Es el escenario armonioso de un conjunto de planos subjetivos que conforman el teatro individual, para vislumbrar la naturaleza interior que convoca a la añoranza que nos hace inmunes a las esquirlas del vacío que merodea la historia personal.

Para ser feliz basta esperar que llegue una aurora, la piel de un nuevo horizonte, alargar la mirada y escuchar la música apropiada para percibir el eco del arco iris que va a vibrar en las aristas del corazón, que permite deslizar motivos benevolentes, quitar la bruma a los ideales y abrazarse al destino para renacer.

Todo se articula: el aroma que se desprende del café, la luz naciente de la mañana, el canto de los pájaros y las nubes que se corren ligero para abrir el día.

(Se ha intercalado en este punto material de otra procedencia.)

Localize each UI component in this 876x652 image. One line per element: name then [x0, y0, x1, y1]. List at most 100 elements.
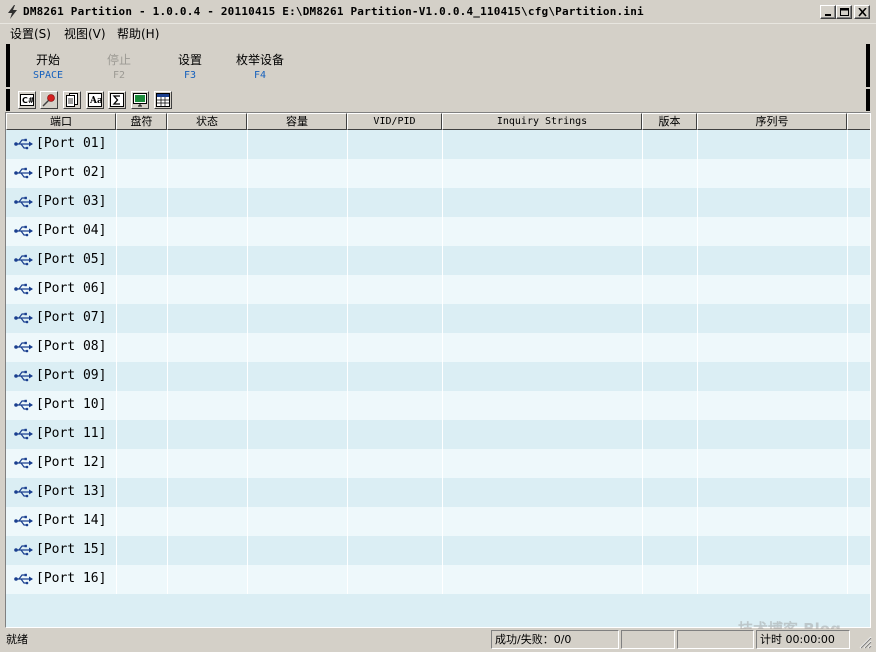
table-row[interactable]: [Port 08] — [6, 333, 870, 362]
column-separator — [347, 391, 348, 420]
sigma-button[interactable] — [108, 91, 126, 109]
usb-icon — [14, 341, 33, 353]
column-separator — [642, 275, 643, 304]
column-separator — [116, 391, 117, 420]
usb-icon — [14, 457, 33, 469]
column-separator — [167, 159, 168, 188]
column-separator — [642, 159, 643, 188]
column-status[interactable]: 状态 — [167, 113, 247, 130]
column-separator — [697, 159, 698, 188]
table-row[interactable]: [Port 01] — [6, 130, 870, 159]
column-separator — [847, 333, 848, 362]
port-name: [Port 04] — [36, 223, 107, 238]
column-separator — [697, 246, 698, 275]
maximize-button[interactable] — [836, 5, 852, 19]
status-bar: 就绪 成功/失败：0/0 计时 00:00:00 — [0, 629, 876, 652]
minimize-icon — [825, 14, 831, 16]
port-name: [Port 13] — [36, 484, 107, 499]
column-separator — [247, 333, 248, 362]
table-row[interactable]: [Port 14] — [6, 507, 870, 536]
pin-button[interactable] — [40, 91, 58, 109]
column-vid-pid[interactable]: VID/PID — [347, 113, 442, 130]
table-row[interactable]: [Port 07] — [6, 304, 870, 333]
grid-button[interactable] — [154, 91, 172, 109]
start-button[interactable]: 开始 SPACE — [28, 51, 68, 81]
table-row[interactable]: [Port 02] — [6, 159, 870, 188]
column-separator — [247, 449, 248, 478]
menu-settings[interactable]: 设置(S) — [10, 25, 51, 42]
table-row[interactable]: [Port 05] — [6, 246, 870, 275]
close-button[interactable] — [854, 5, 870, 19]
stop-label: 停止 — [106, 53, 131, 67]
menu-help[interactable]: 帮助(H) — [117, 25, 159, 42]
column-separator — [642, 246, 643, 275]
column-separator — [347, 333, 348, 362]
column-separator — [697, 130, 698, 159]
column-separator — [697, 507, 698, 536]
table-row[interactable]: [Port 03] — [6, 188, 870, 217]
table-row[interactable]: [Port 13] — [6, 478, 870, 507]
column-separator — [116, 565, 117, 594]
stop-button[interactable]: 停止 F2 — [104, 51, 134, 81]
minimize-button[interactable] — [820, 5, 836, 19]
start-label: 开始 — [35, 53, 60, 67]
table-row[interactable]: [Port 15] — [6, 536, 870, 565]
pin-icon — [42, 94, 55, 107]
usb-icon — [14, 196, 33, 208]
menu-bar: 设置(S) 视图(V) 帮助(H) — [0, 23, 876, 42]
column-separator — [167, 391, 168, 420]
column-version[interactable]: 版本 — [642, 113, 697, 130]
column-separator — [116, 304, 117, 333]
table-row[interactable]: [Port 04] — [6, 217, 870, 246]
column-separator — [847, 507, 848, 536]
column-serial[interactable]: 序列号 — [697, 113, 847, 130]
table-row[interactable]: [Port 11] — [6, 420, 870, 449]
monitor-button[interactable] — [131, 91, 149, 109]
document-button[interactable] — [63, 91, 81, 109]
status-result: 成功/失败：0/0 — [491, 630, 619, 649]
column-separator — [442, 275, 443, 304]
column-separator — [642, 478, 643, 507]
cd-icon: C# — [20, 94, 34, 106]
port-list[interactable]: 端口 盘符 状态 容量 VID/PID Inquiry Strings 版本 序… — [5, 112, 871, 628]
column-separator — [847, 304, 848, 333]
column-separator — [247, 217, 248, 246]
menu-view[interactable]: 视图(V) — [64, 25, 106, 42]
column-separator — [847, 420, 848, 449]
column-separator — [697, 420, 698, 449]
list-rows: [Port 01] [Port 02] [Port 03] [Port 04] [Por… — [6, 130, 870, 594]
column-separator — [642, 304, 643, 333]
table-row[interactable]: [Port 06] — [6, 275, 870, 304]
table-row[interactable]: [Port 09] — [6, 362, 870, 391]
table-row[interactable]: [Port 16] — [6, 565, 870, 594]
enumerate-label: 枚举设备 — [235, 53, 284, 67]
title-bar[interactable]: DM8261 Partition - 1.0.0.4 - 20110415 E:… — [0, 0, 876, 24]
column-inquiry-strings[interactable]: Inquiry Strings — [442, 113, 642, 130]
column-separator — [697, 275, 698, 304]
column-capacity[interactable]: 容量 — [247, 113, 347, 130]
status-ready: 就绪 — [6, 633, 28, 646]
column-separator — [247, 275, 248, 304]
column-drive[interactable]: 盘符 — [116, 113, 167, 130]
column-separator — [642, 130, 643, 159]
font-button[interactable]: Aa — [86, 91, 104, 109]
enumerate-devices-button[interactable]: 枚举设备 F4 — [232, 51, 288, 81]
settings-button[interactable]: 设置 F3 — [175, 51, 205, 81]
table-row[interactable]: [Port 12] — [6, 449, 870, 478]
port-name: [Port 14] — [36, 513, 107, 528]
column-separator — [167, 217, 168, 246]
column-separator — [167, 275, 168, 304]
column-separator — [347, 246, 348, 275]
column-separator — [347, 217, 348, 246]
column-separator — [167, 536, 168, 565]
port-name: [Port 05] — [36, 252, 107, 267]
column-port[interactable]: 端口 — [6, 113, 116, 130]
column-separator — [642, 391, 643, 420]
table-row[interactable]: [Port 10] — [6, 391, 870, 420]
cd-button[interactable]: C# — [18, 91, 36, 109]
column-separator — [167, 565, 168, 594]
column-separator — [442, 536, 443, 565]
column-separator — [247, 565, 248, 594]
resize-grip-icon[interactable] — [858, 635, 872, 649]
close-icon — [858, 8, 867, 17]
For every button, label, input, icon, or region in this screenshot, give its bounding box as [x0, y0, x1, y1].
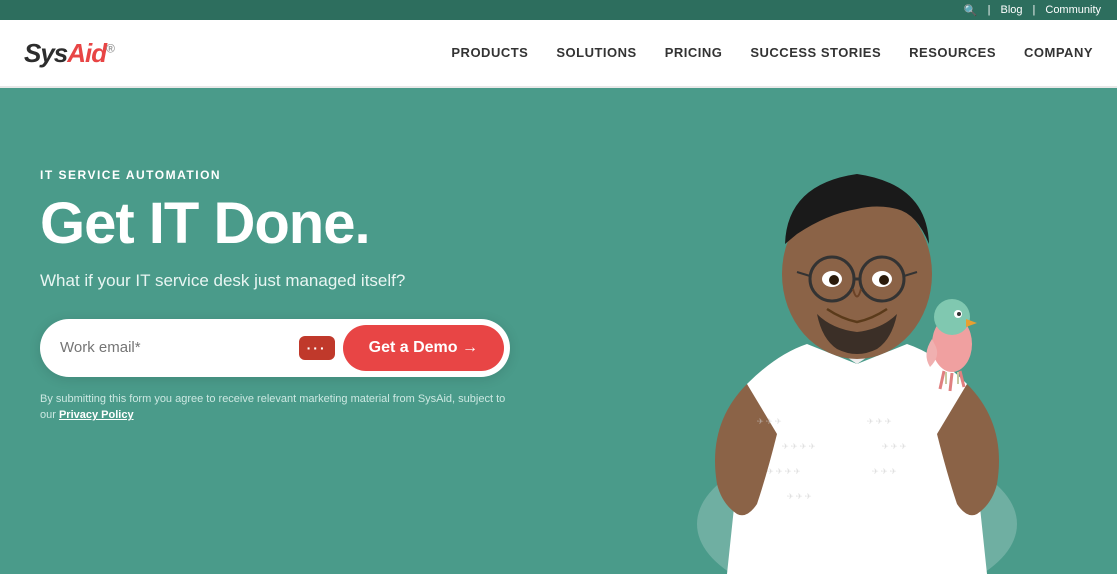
divider2: | [1033, 4, 1036, 16]
hero-subtitle: IT SERVICE AUTOMATION [40, 168, 510, 182]
hero-image: ✈ ✈ ✈ ✈ ✈ ✈ ✈ ✈ ✈ ✈ ✈ ✈ ✈ ✈ ✈ ✈ ✈ ✈ ✈ ✈ … [597, 104, 1117, 574]
hero-section: IT SERVICE AUTOMATION Get IT Done. What … [0, 88, 1117, 574]
logo-sys: Sys [24, 38, 67, 68]
email-input[interactable] [60, 339, 291, 356]
divider: | [988, 4, 991, 16]
hero-description: What if your IT service desk just manage… [40, 271, 510, 291]
hero-content: IT SERVICE AUTOMATION Get IT Done. What … [40, 138, 510, 424]
svg-text:✈ ✈ ✈: ✈ ✈ ✈ [872, 467, 897, 476]
nav-success-stories[interactable]: SUCCESS STORIES [750, 45, 881, 60]
nav-solutions[interactable]: SOLUTIONS [556, 45, 636, 60]
nav-company[interactable]: COMPANY [1024, 45, 1093, 60]
nav-links: PRODUCTS SOLUTIONS PRICING SUCCESS STORI… [451, 44, 1093, 62]
nav-pricing[interactable]: PRICING [665, 45, 723, 60]
utility-bar: 🔍 | Blog | Community [0, 0, 1117, 20]
logo-aid: Aid [67, 38, 106, 68]
privacy-policy-link[interactable]: Privacy Policy [59, 409, 134, 421]
blog-link[interactable]: Blog [1000, 4, 1022, 16]
get-demo-button[interactable]: Get a Demo → [343, 325, 504, 371]
svg-text:✈ ✈ ✈: ✈ ✈ ✈ [787, 492, 812, 501]
community-link[interactable]: Community [1045, 4, 1101, 16]
email-form: ··· Get a Demo → [40, 319, 510, 377]
svg-text:✈ ✈ ✈: ✈ ✈ ✈ [882, 442, 907, 451]
person-illustration: ✈ ✈ ✈ ✈ ✈ ✈ ✈ ✈ ✈ ✈ ✈ ✈ ✈ ✈ ✈ ✈ ✈ ✈ ✈ ✈ … [597, 104, 1117, 574]
nav-products[interactable]: PRODUCTS [451, 45, 528, 60]
dots-icon: ··· [299, 336, 335, 360]
logo-reg: ® [106, 41, 114, 55]
svg-text:✈ ✈ ✈: ✈ ✈ ✈ [867, 417, 892, 426]
hero-disclaimer: By submitting this form you agree to rec… [40, 391, 510, 424]
navbar: SysAid® PRODUCTS SOLUTIONS PRICING SUCCE… [0, 20, 1117, 88]
nav-resources[interactable]: RESOURCES [909, 45, 996, 60]
hero-title: Get IT Done. [40, 194, 510, 255]
svg-text:✈ ✈ ✈ ✈: ✈ ✈ ✈ ✈ [782, 442, 816, 451]
svg-text:✈ ✈ ✈: ✈ ✈ ✈ [757, 417, 782, 426]
search-icon[interactable]: 🔍 [964, 4, 978, 17]
svg-text:✈ ✈ ✈ ✈: ✈ ✈ ✈ ✈ [767, 467, 801, 476]
logo[interactable]: SysAid® [24, 38, 114, 69]
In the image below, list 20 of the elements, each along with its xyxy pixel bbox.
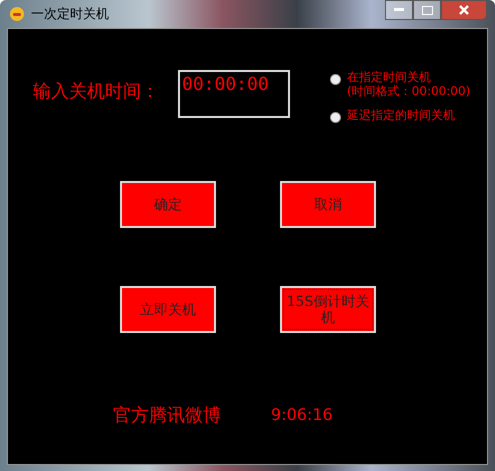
radio-button[interactable]: [330, 112, 341, 123]
window-title: 一次定时关机: [31, 6, 109, 23]
time-label: 输入关机时间：: [33, 80, 160, 103]
maximize-icon: [422, 6, 432, 14]
weibo-link[interactable]: 官方腾讯微博: [113, 403, 221, 427]
action-button[interactable]: 立即关机: [120, 286, 216, 333]
action-button[interactable]: 确定: [120, 181, 216, 228]
time-input-field[interactable]: 00:00:00: [178, 70, 290, 118]
close-icon: [459, 5, 469, 15]
radio-label: 延迟指定的时间关机: [347, 108, 455, 122]
clock-text: 9:06:16: [271, 405, 333, 426]
format-hint: (时间格式：00:00:00): [347, 84, 470, 98]
minimize-icon: [394, 8, 404, 12]
close-button[interactable]: [441, 0, 487, 20]
maximize-button[interactable]: [413, 0, 441, 20]
action-button[interactable]: 取消: [280, 181, 376, 228]
radio-label: 在指定时间关机: [347, 70, 432, 84]
minimize-button[interactable]: [385, 0, 413, 20]
radio-button[interactable]: [330, 74, 341, 85]
action-button[interactable]: 15S倒计时关机: [280, 286, 376, 333]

Aprendemos, entonces, que ese es un momento único en que podemos ser sabios, en ese ambiente tan elocuente de ternura, como el mío- o como el suyo-, en que cantan las florecitas alegres, las gotas de agua colgando de las matas, que atraen el viento con una delicia que se trasmite desde las hojas mojadas, con palabras arropadas de sigilo y un color de resplandeciente verde que emociona: así como caer en un rosal, o como sentir el amor de los colibríes con las flores en esa aleteada, e incontenible, apetencia de polen que los subyuga.